Still, I’ve met a few of these UNESCO cats, and they gave me the willies.
Ronald Reagan, whatever influence his administration’s neocons may have had on him, was right to see through UNESCO’s humanist claptrap to its rabidly far-left essence. He turned off the financial tap in 1984. It wasn’t until 2002 that the “compassionate conservative” and incorrigible spendthrift George W. Bush announced his intention to reinstate UNESCO’s funding.
But what do UNESCO’s lofty humanitarian ideals look like when they go up against the hard realities of international politics? Here’s what:
“After two years of debate and hand-wringing,” The New York Times tells us, the UNESCO executive board has recently approved a “scientific prize” sponsored by Equatorial Guinea’s “repressive” dictator and purported cannibal, Teodoro Obiang Nguemo Mbasogo (yeah, that’s his name). The Times article cites no more compelling reason for the award’s existence than that it may bolster the self-esteem of Dark Continent’s inhabitants.
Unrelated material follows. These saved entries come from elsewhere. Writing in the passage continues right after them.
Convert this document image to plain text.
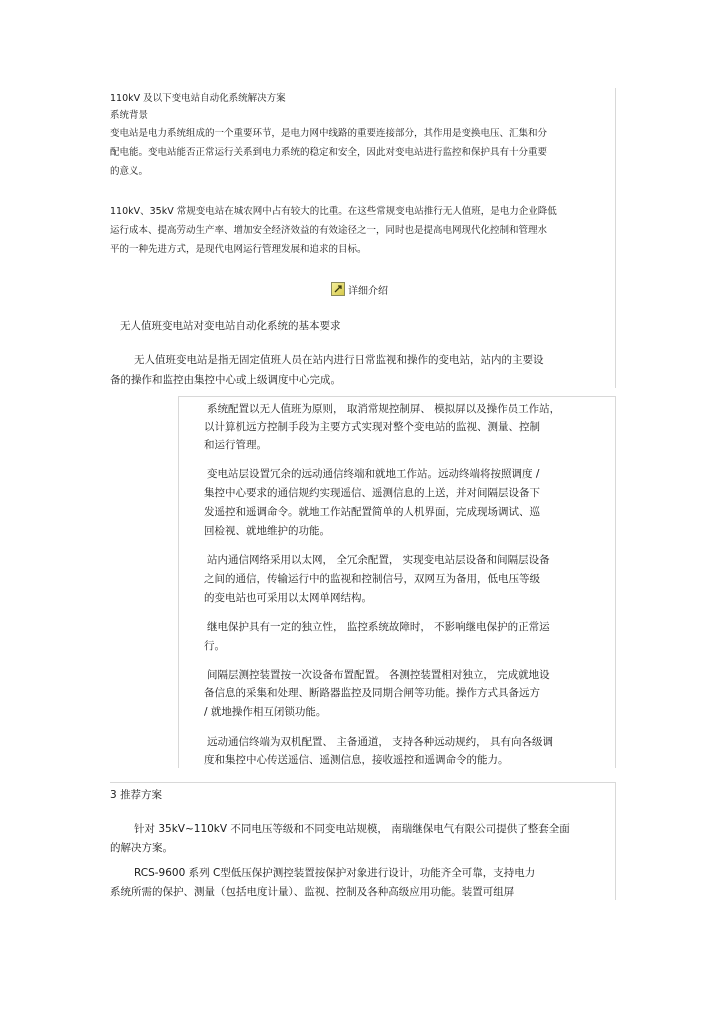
110kV 及以下变电站自动化系统解决方案
系统背景
变电站是电力系统组成的一个重要环节，是电力网中线路的重要连接部分，其作用是变换电压、汇集和分
配电能。变电站能否正常运行关系到电力系统的稳定和安全，因此对变电站进行监控和保护具有十分重要
的意义。
110kV、35kV 常规变电站在城农网中占有较大的比重。在这些常规变电站推行无人值班，是电力企业降低
运行成本、提高劳动生产率、增加安全经济效益的有效途径之一，同时也是提高电网现代化控制和管理水
平的一种先进方式，是现代电网运行管理发展和追求的目标。
详细介绍
无人值班变电站对变电站自动化系统的基本要求
无人值班变电站是指无固定值班人员在站内进行日常监视和操作的变电站，站内的主要设
备的操作和监控由集控中心或上级调度中心完成。
系统配置以无人值班为原则， 取消常规控制屏、 模拟屏以及操作员工作站，
以计算机远方控制手段为主要方式实现对整个变电站的监视、测量、控制
和运行管理。
变电站层设置冗余的远动通信终端和就地工作站。远动终端将按照调度 /
集控中心要求的通信规约实现遥信、遥测信息的上送，并对间隔层设备下
发遥控和遥调命令。就地工作站配置简单的人机界面，完成现场调试、巡
回检视、就地维护的功能。
站内通信网络采用以太网， 全冗余配置， 实现变电站层设备和间隔层设备
之间的通信，传输运行中的监视和控制信号，双网互为备用，低电压等级
的变电站也可采用以太网单网结构。
继电保护具有一定的独立性， 监控系统故障时， 不影响继电保护的正常运
行。
间隔层测控装置按一次设备布置配置。 各测控装置相对独立， 完成就地设
备信息的采集和处理、断路器监控及同期合闸等功能。操作方式具备远方
/ 就地操作相互闭锁功能。
远动通信终端为双机配置、 主备通道， 支持各种远动规约， 具有向各级调
度和集控中心传送遥信、遥测信息，接收遥控和遥调命令的能力。
3 推荐方案
针对 35kV~110kV 不同电压等级和不同变电站规模， 南瑞继保电气有限公司提供了整套全面
的解决方案。
RCS-9600 系列 C型低压保护测控装置按保护对象进行设计，功能齐全可靠，支持电力
系统所需的保护、测量（包括电度计量）、监视、控制及各种高级应用功能。装置可组屏
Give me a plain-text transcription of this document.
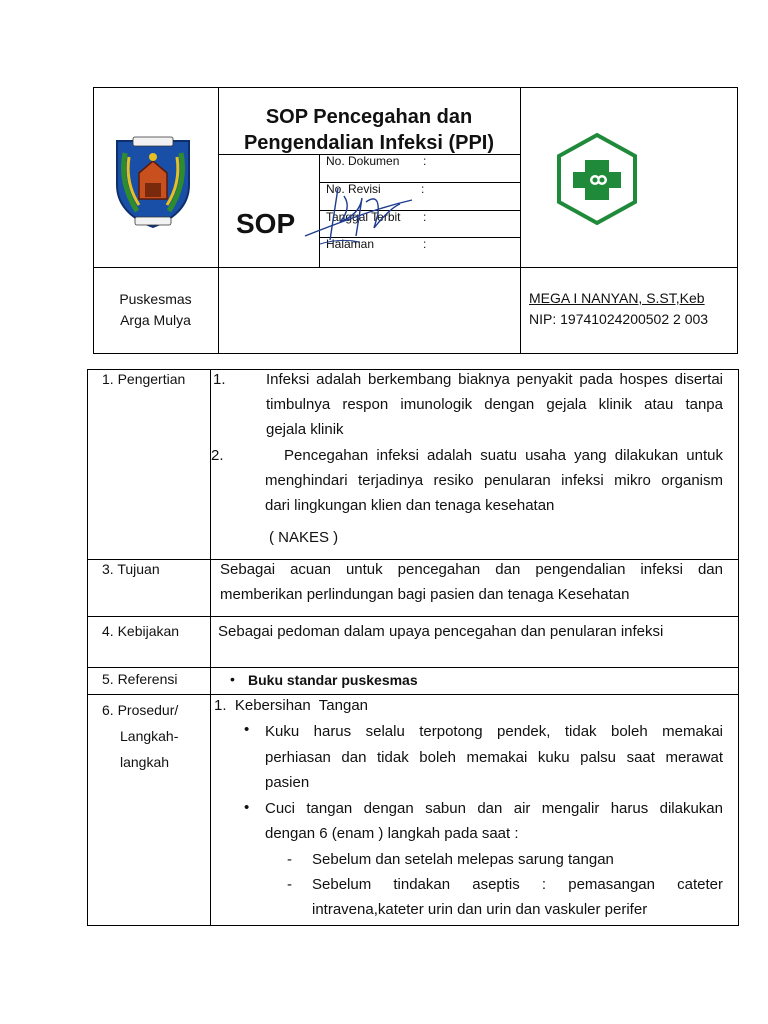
SOP Pencegahan dan
Pengendalian Infeksi (PPI)
SOP
No. Dokumen :
No. Revisi	:
Tanggal Terbit :
Halaman	:
Puskesmas
Arga Mulya
MEGA I NANYAN, S.ST,Keb
NIP: 19741024200502 2 003
1. Pengertian 1.	Infeksi adalah berkembang biaknya penyakit pada hospes disertai
timbulnya respon imunologik dengan gejala klinik atau tanpa
gejala klinik
2.	Pencegahan infeksi adalah suatu usaha yang dilakukan untuk
menghindari terjadinya resiko penularan infeksi mikro organism
dari lingkungan klien dan tenaga kesehatan
( NAKES )
3. Tujuan	Sebagai acuan untuk pencegahan dan pengendalian infeksi dan
memberikan perlindungan bagi pasien dan tenaga Kesehatan
4. Kebijakan	Sebagai pedoman dalam upaya pencegahan dan penularan infeksi
5. Referensi	• Buku standar puskesmas
6. Prosedur/
Langkah-
langkah
1.  Kebersihan  Tangan
• Kuku harus selalu terpotong pendek, tidak boleh memakai
perhiasan dan tidak boleh memakai kuku palsu saat merawat
pasien
• Cuci tangan dengan sabun dan air mengalir harus dilakukan
dengan 6 (enam ) langkah pada saat :
- Sebelum dan setelah melepas sarung tangan
- Sebelum tindakan aseptis : pemasangan cateter
intravena,kateter urin dan urin dan vaskuler perifer
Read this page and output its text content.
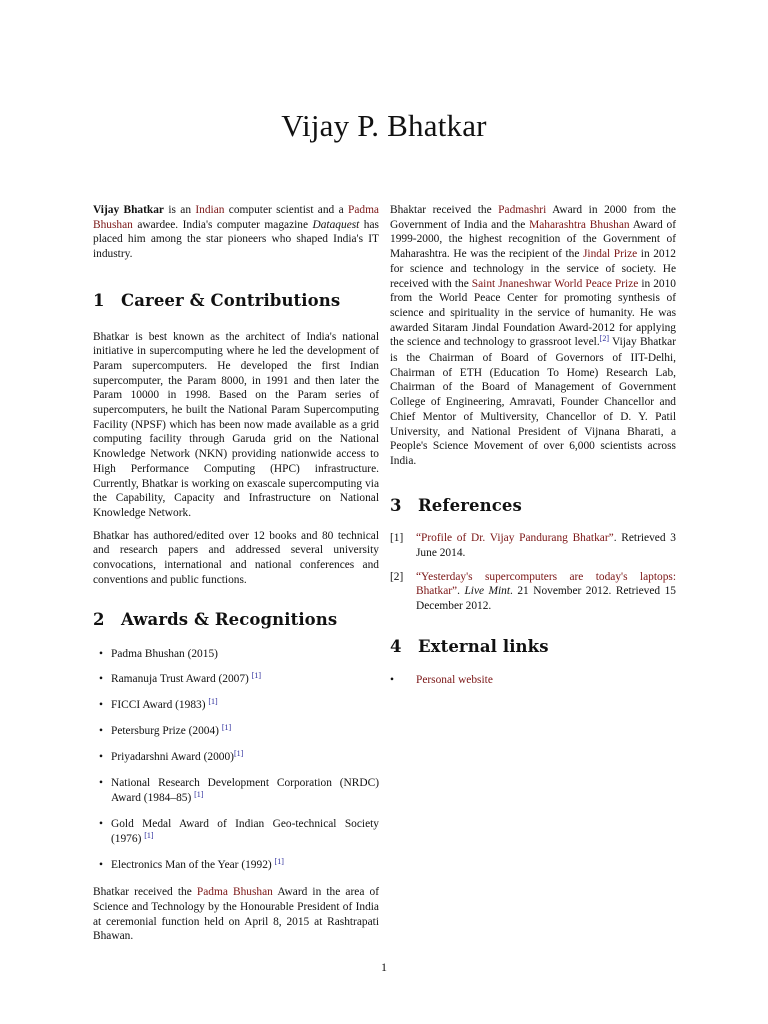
Vijay P. Bhatkar

Vijay Bhatkar is an Indian computer scientist and a Padma Bhushan awardee. India's computer magazine Dataquest has placed him among the star pioneers who shaped India's IT industry.

1 Career & Contributions

Bhatkar is best known as the architect of India's national initiative in supercomputing where he led the development of Param supercomputers. He developed the first Indian supercomputer, the Param 8000, in 1991 and then later the Param 10000 in 1998. Based on the Param series of supercomputers, he built the National Param Supercomputing Facility (NPSF) which has been now made available as a grid computing facility through Garuda grid on the National Knowledge Network (NKN) providing nationwide access to High Performance Computing (HPC) infrastructure. Currently, Bhatkar is working on exascale supercomputing via the Capability, Capacity and Infrastructure on National Knowledge Network.

Bhatkar has authored/edited over 12 books and 80 technical and research papers and addressed several university convocations, international and national conferences and conventions and public functions.

2 Awards & Recognitions
• Padma Bhushan (2015)
• Ramanuja Trust Award (2007) [1]
• FICCI Award (1983) [1]
• Petersburg Prize (2004) [1]
• Priyadarshni Award (2000)[1]
• National Research Development Corporation (NRDC) Award (1984–85) [1]
• Gold Medal Award of Indian Geo-technical Society (1976) [1]
• Electronics Man of the Year (1992) [1]

Bhatkar received the Padma Bhushan Award in the area of Science and Technology by the Honourable President of India at ceremonial function held on April 8, 2015 at Rashtrapati Bhawan.

Bhaktar received the Padmashri Award in 2000 from the Government of India and the Maharashtra Bhushan Award of 1999-2000, the highest recognition of the Government of Maharashtra. He was the recipient of the Jindal Prize in 2012 for science and technology in the service of society. He received with the Saint Jnaneshwar World Peace Prize in 2010 from the World Peace Center for promoting synthesis of science and spirituality in the service of humanity. He was awarded Sitaram Jindal Foundation Award-2012 for applying the science and technology to grassroot level.[2] Vijay Bhatkar is the Chairman of Board of Governors of IIT-Delhi, Chairman of ETH (Education To Home) Research Lab, Chairman of the Board of Management of Government College of Engineering, Amravati, Founder Chancellor and Chief Mentor of Multiversity, Chancellor of D. Y. Patil University, and National President of Vijnana Bharati, a People's Science Movement of over 6,000 scientists across India.

3 References
[1]	“Profile of Dr. Vijay Pandurang Bhatkar”. Retrieved 3 June 2014.
[2]	“Yesterday's supercomputers are today's laptops: Bhatkar”. Live Mint. 21 November 2012. Retrieved 15 December 2012.
4 External links
• Personal website
1
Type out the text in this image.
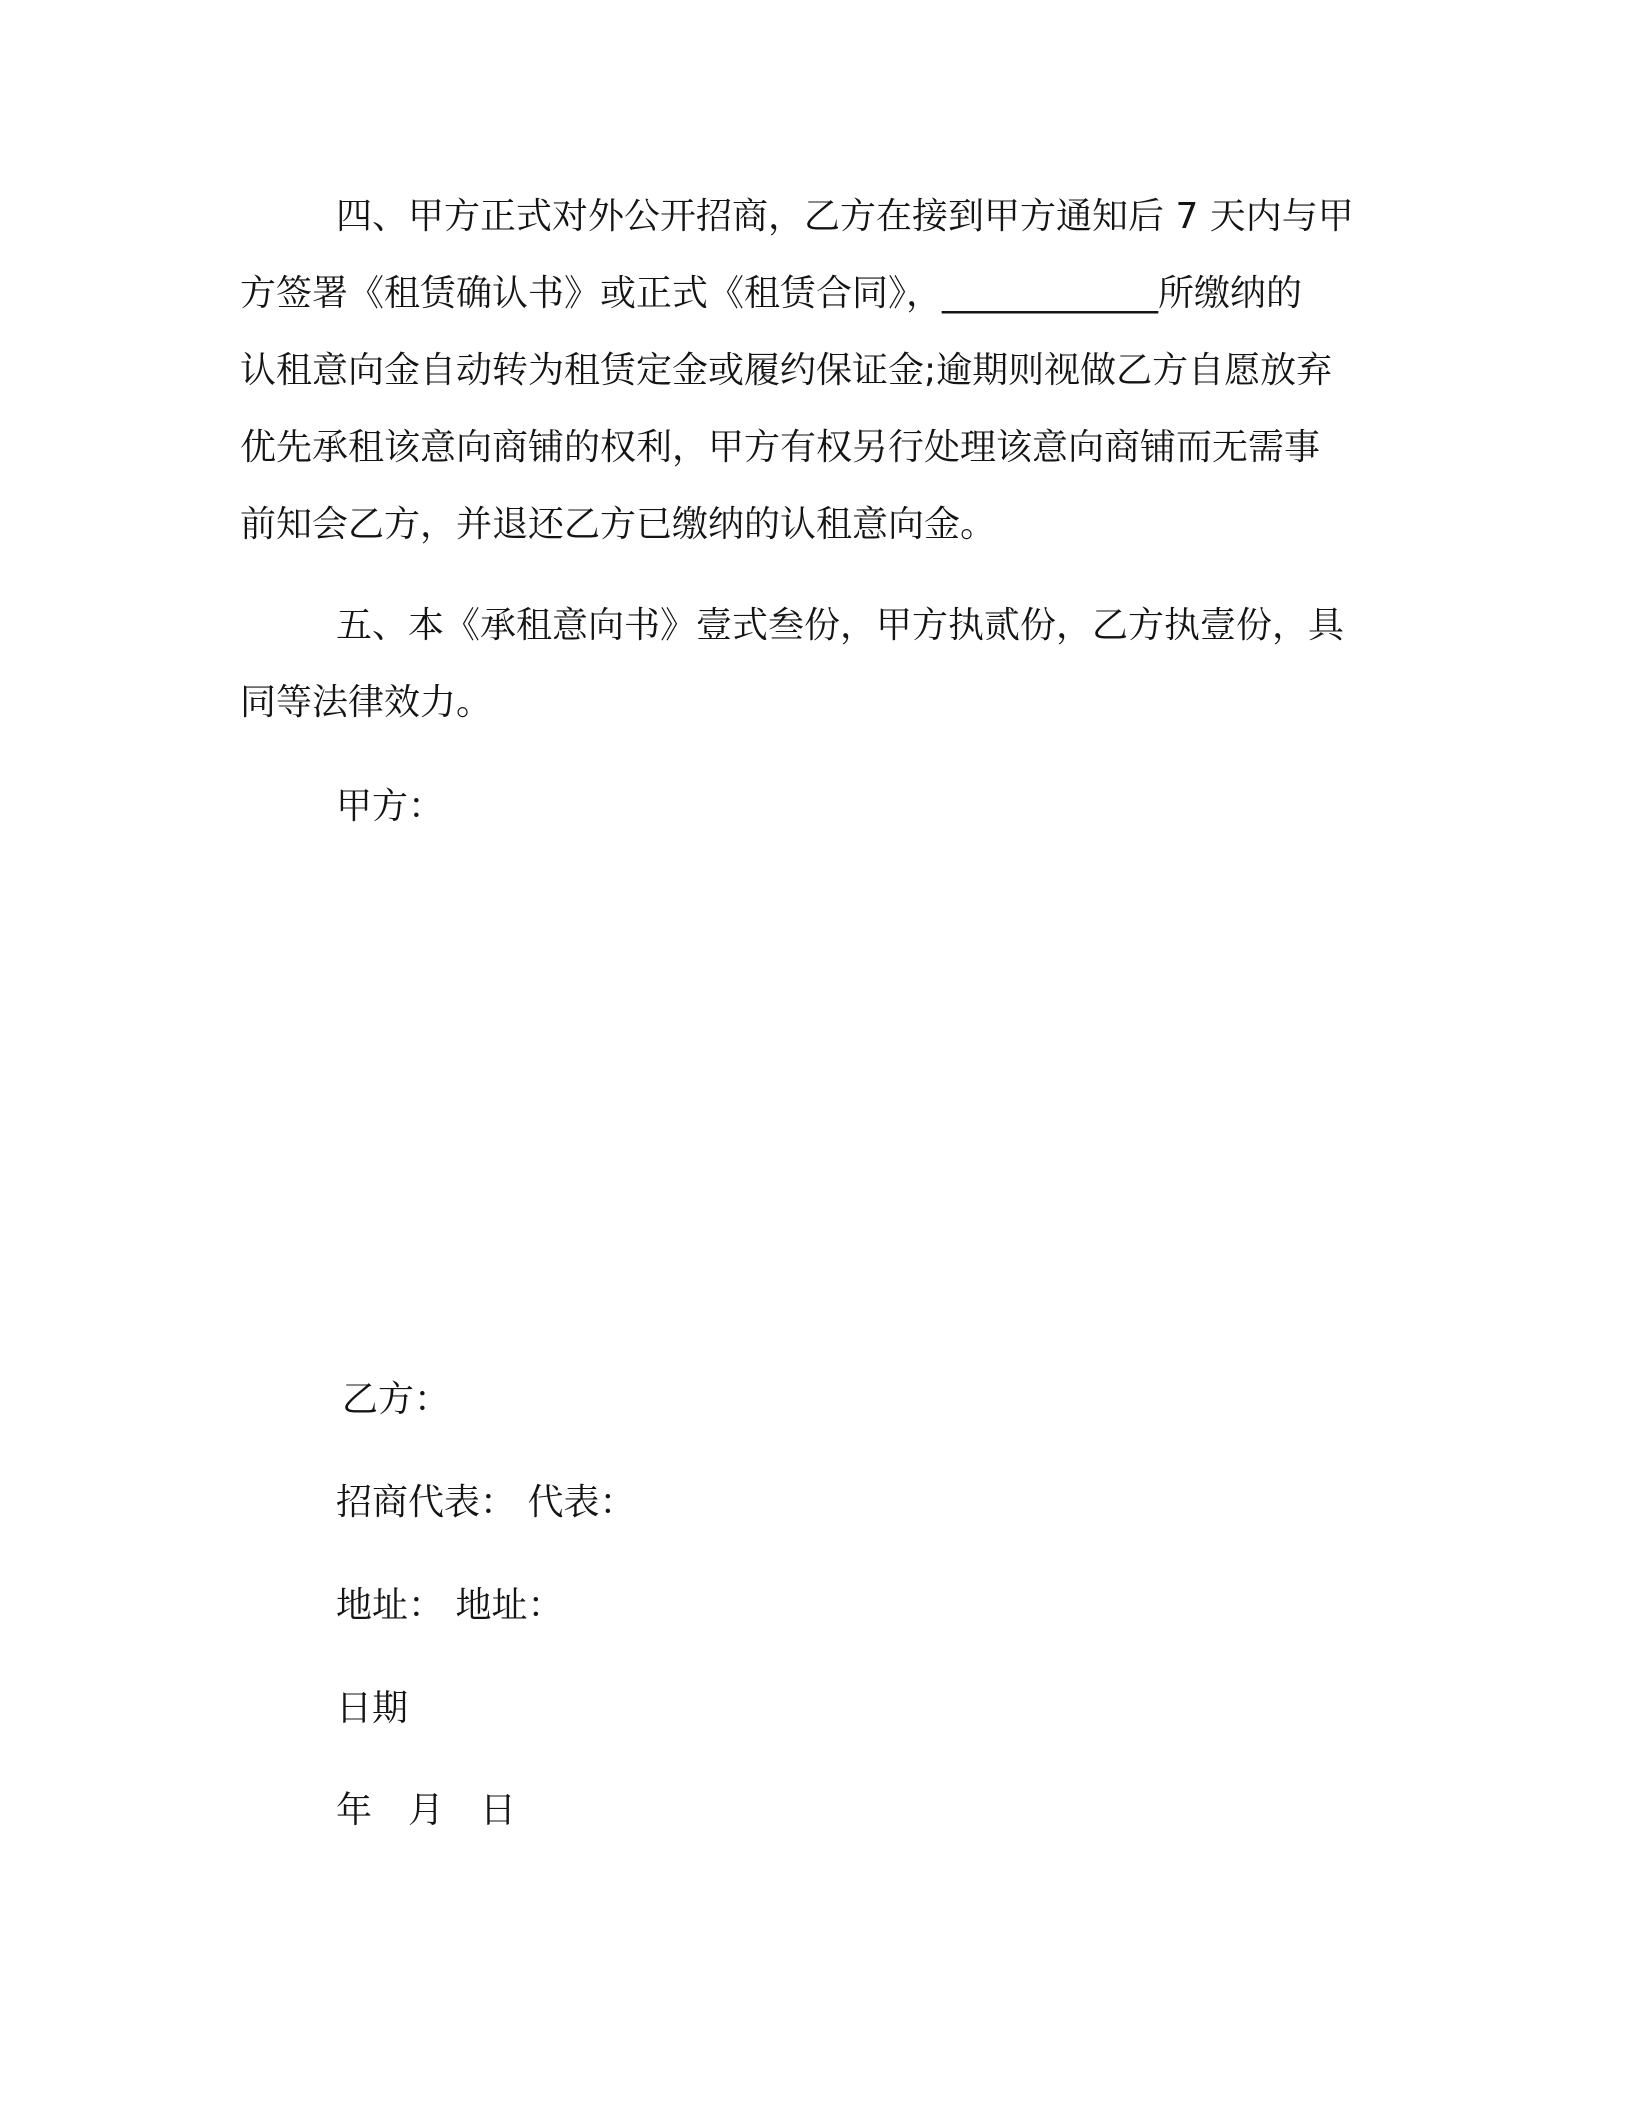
四、甲方正式对外公开招商，乙方在接到甲方通知后 7 天内与甲
方签署《租赁确认书》或正式《租赁合同》，____________所缴纳的
认租意向金自动转为租赁定金或履约保证金;逾期则视做乙方自愿放弃
优先承租该意向商铺的权利，甲方有权另行处理该意向商铺而无需事
前知会乙方，并退还乙方已缴纳的认租意向金。
五、本《承租意向书》壹式叁份，甲方执贰份，乙方执壹份，具
同等法律效力。

甲方：

乙方：

招商代表： 代表：

地址： 地址：

日期

年 月 日
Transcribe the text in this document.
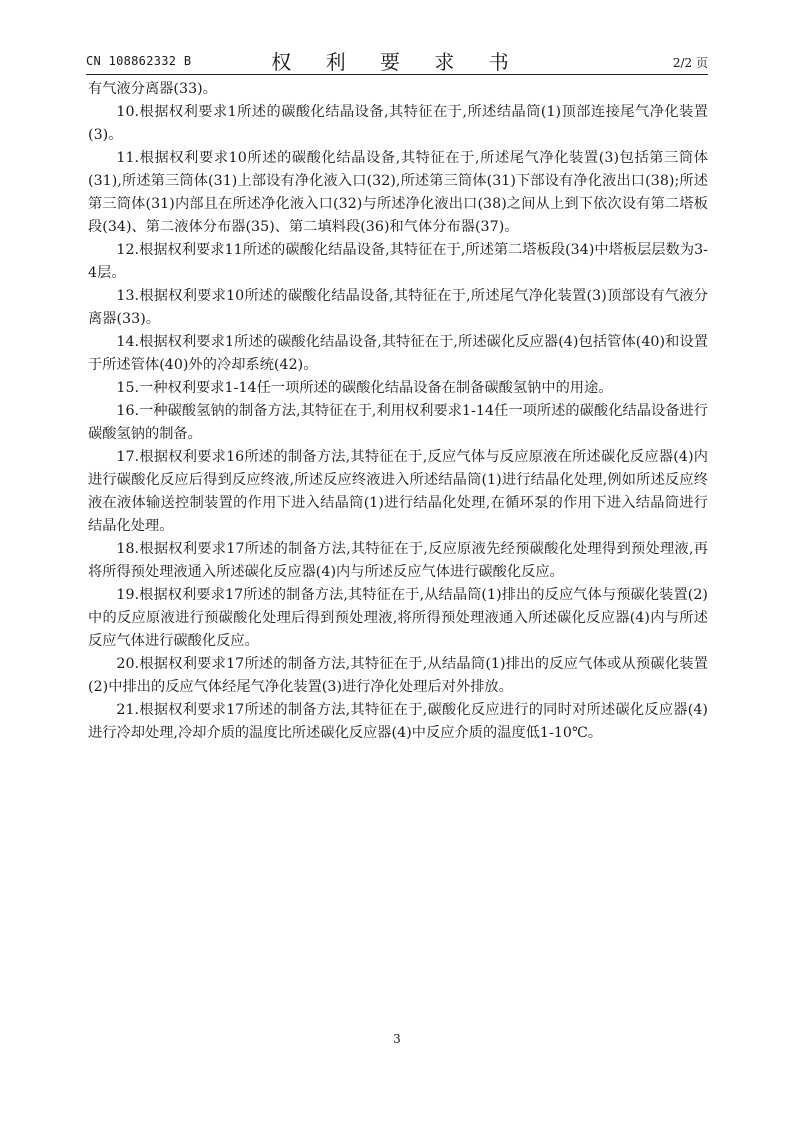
CN 108862332 B	权 利 要 求 书	2/2 页

有气液分离器(33)。

10.根据权利要求1所述的碳酸化结晶设备,其特征在于,所述结晶筒(1)顶部连接尾气净化装置(3)。

11.根据权利要求10所述的碳酸化结晶设备,其特征在于,所述尾气净化装置(3)包括第三筒体(31),所述第三筒体(31)上部设有净化液入口(32),所述第三筒体(31)下部设有净化液出口(38);所述第三筒体(31)内部且在所述净化液入口(32)与所述净化液出口(38)之间从上到下依次设有第二塔板段(34)、第二液体分布器(35)、第二填料段(36)和气体分布器(37)。

12.根据权利要求11所述的碳酸化结晶设备,其特征在于,所述第二塔板段(34)中塔板层层数为3-4层。

13.根据权利要求10所述的碳酸化结晶设备,其特征在于,所述尾气净化装置(3)顶部设有气液分离器(33)。

14.根据权利要求1所述的碳酸化结晶设备,其特征在于,所述碳化反应器(4)包括管体(40)和设置于所述管体(40)外的冷却系统(42)。

15.一种权利要求1-14任一项所述的碳酸化结晶设备在制备碳酸氢钠中的用途。

16.一种碳酸氢钠的制备方法,其特征在于,利用权利要求1-14任一项所述的碳酸化结晶设备进行碳酸氢钠的制备。

17.根据权利要求16所述的制备方法,其特征在于,反应气体与反应原液在所述碳化反应器(4)内进行碳酸化反应后得到反应终液,所述反应终液进入所述结晶筒(1)进行结晶化处理,例如所述反应终液在液体输送控制装置的作用下进入结晶筒(1)进行结晶化处理,在循环泵的作用下进入结晶筒进行结晶化处理。

18.根据权利要求17所述的制备方法,其特征在于,反应原液先经预碳酸化处理得到预处理液,再将所得预处理液通入所述碳化反应器(4)内与所述反应气体进行碳酸化反应。

19.根据权利要求17所述的制备方法,其特征在于,从结晶筒(1)排出的反应气体与预碳化装置(2)中的反应原液进行预碳酸化处理后得到预处理液,将所得预处理液通入所述碳化反应器(4)内与所述反应气体进行碳酸化反应。

20.根据权利要求17所述的制备方法,其特征在于,从结晶筒(1)排出的反应气体或从预碳化装置(2)中排出的反应气体经尾气净化装置(3)进行净化处理后对外排放。

21.根据权利要求17所述的制备方法,其特征在于,碳酸化反应进行的同时对所述碳化反应器(4)进行冷却处理,冷却介质的温度比所述碳化反应器(4)中反应介质的温度低1-10℃。

3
The prize money’s origin is already in question. Let’s hope no food has been snatched from the gaping maws of the downtrodden in the process.
In other news, Syria maintains a seat on UNESCO’s human-rights committee.
What does the average American think of all this? By ‘average,’ I mean those who are not unreasonable Christian Zionists or leftist anti-Israel types driven more by a hatred of the United States than any authentic compassion for the Palestinians. If I may presume to speak for this populist base—often mentioned by political candidates but rarely heard from—we’re tired of our country’s never-ending international involvement to the neglect of its own working and middle-class citizens. Some of us may even be generous souls who aren’t completely averse to helping feed the poor abroad. But we’d rather not toss another dime at programs administered by UN technocrats preaching the gospel of liberal internationalism.